Five Years On: The Story of Building The Pink Elephant

The Spark on a Sunday Afternoon

If I look back to day one, The Pink Elephant began in the most ordinary yet magical way — on a quiet Sunday afternoon. I was sitting there scribbling names, Googling anything and everything… table, plate, colours, textures, moments, moods. I stumbled around words like blue and elephant, until a conversation with my sister Lauren changed everything. She said to me over the phone, almost casually “Why don’t you call it The Pink Elephant?”

And just like that — the name landed. Bold, warm, playful, unexpected. It felt like a heartbeat. To this day, I give Lauren full credit for birthing the name into existence, and for being there in those first, fragile days when all I really had was passion and possibility.

Do one thing every day to grow your business is my lesson learnt. Just one step. Feed it daily.

That’s how you build something from the ground — not in leaps, but in thousands of tiny, determined movements forward.

Where Hospitality Was Born

Long before The Pink Elephant existed, hospitality lived in my bones. I grew up in Harare, Zimbabwe, in a home where the doors were always open and the table was always full. We entertained constantly — family, friends, business guests, travellers, neighbours. Our garden was a stage for life’s beautiful milestones: weddings, birthdays, anniversaries, end-of-school parties.

My dad brought the warmth — magnetic, fun, charismatic, hardworking and generous in the truest sense of the word. My mum brought the beauty and organisation — the food, the details, the grace of being an incredible hostess. Together they created an environment where celebration wasn’t an occasion, it was a way of life.

That upbringing shaped me more than I ever realised — until this business arrived.

From Brisbane House Parties to the South West London house share Garden Parties

That love of hosting followed me across oceans. At university in Brisbane, I was the one planning the college gatherings. Later in London, living in shared houses, I would find myself organising garden parties that are still spoken about to this day (Earlsfield oh they days — if you know, you know!).

And when I finally had a garden of my own, I hosted again. Food, people, music, candles, connection. Looking back, I see now that these weren’t just parties. They were practice. They were pieces of the future forming quietly in the background.

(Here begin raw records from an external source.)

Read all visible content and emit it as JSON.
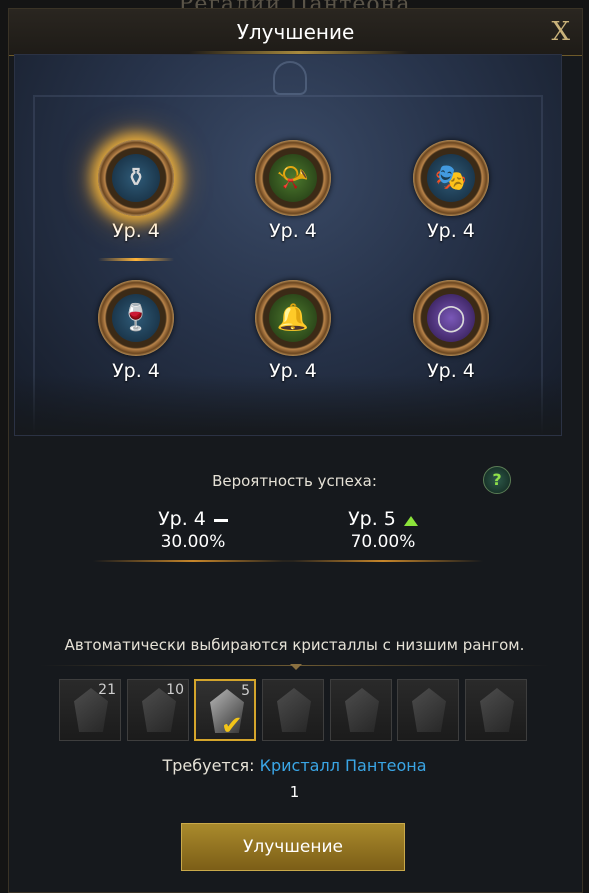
{
  "background_title": "Регалии Пантеона",
  "dialog": {
    "title": "Улучшение",
    "close_label": "X"
  },
  "items": [
    {
      "level": "Ур. 4",
      "icon": "urn-icon",
      "glyph": "⚱",
      "selected": true
    },
    {
      "level": "Ур. 4",
      "icon": "horn-icon",
      "glyph": "📯",
      "selected": false
    },
    {
      "level": "Ур. 4",
      "icon": "mask-icon",
      "glyph": "🎭",
      "selected": false
    },
    {
      "level": "Ур. 4",
      "icon": "goblet-icon",
      "glyph": "🍷",
      "selected": false
    },
    {
      "level": "Ур. 4",
      "icon": "bell-icon",
      "glyph": "🔔",
      "selected": false
    },
    {
      "level": "Ур. 4",
      "icon": "mirror-icon",
      "glyph": "◯",
      "selected": false
    }
  ],
  "probability": {
    "label": "Вероятность успеха:",
    "help": "?",
    "current": {
      "level": "Ур. 4",
      "percent": "30.00%"
    },
    "next": {
      "level": "Ур. 5",
      "percent": "70.00%"
    }
  },
  "auto_select_text": "Автоматически выбираются кристаллы с низшим рангом.",
  "crystals": [
    {
      "count": "21",
      "selected": false
    },
    {
      "count": "10",
      "selected": false
    },
    {
      "count": "5",
      "selected": true
    },
    {
      "count": "",
      "selected": false
    },
    {
      "count": "",
      "selected": false
    },
    {
      "count": "",
      "selected": false
    },
    {
      "count": "",
      "selected": false
    }
  ],
  "requirement": {
    "prefix": "Требуется:",
    "item": "Кристалл Пантеона",
    "quantity": "1"
  },
  "upgrade_button": "Улучшение",
  "colors": {
    "accent_gold": "#d4a52c",
    "link_blue": "#3aa6e6",
    "increase_green": "#8be33a"
  }
}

Saying Yes — Before I Knew the How

When the idea first came in April 2020, I didn’t have a business plan. I didn’t have funding. I didn’t have a grand strategy. I had belief — and a stubborn intuition that this was the thing I was meant to build.

I started small: platter events, intimate celebrations, experimenting, exploring, feeling my way through it. I didn’t know exactly what The Pink Elephant would become — I just knew I had to begin.

The Reality of the Grind

People talk about entrepreneurship with shiny words, but let me be honest: it is hard. You sacrifice holidays, weekends, sleep, security, certainty. You give up versions of yourself. You grow through discomfort.

I didn’t have money to fall back on — I built this from nothing but work. And while I’m proud of that, I’ve learned that grit alone isn’t sustainable. You also have to learn to pause. To breathe. To find yourself again when the business becomes every corner of your life.

Scaling, Stretching, and Surprising Myself

As the business grew, the challenges evolved. The hardest days weren’t at the beginning — they came later, when things were working. When scaling felt like survival and a blessing at the same time. When managing clients, suppliers, budgets, people, and possibility became a living, breathing balancing act.

There were days I felt unstoppable, and days I questioned everything. Days I worked until midnight, and days I learned to give myself permission to stop — to rest, reset, and return stronger.

Five Years On

Five years in, I’ve realised entrepreneurship isn’t a straight line. It’s faith, and resilience, and deep intuitive trust. It’s letting yourself evolve as the business evolves. It’s learning who you are under pressure and who you become through purpose. I’ve learned to trust my gut. To trust timing. To trust that tomorrow always comes, and that somehow, you find a way to meet it.

If you believe in something with your whole heart — don’t give up on it. Build it. Protect it. Nurture it. Let it stretch you and shape you. This is just the beginning. And I can’t wait for what comes next.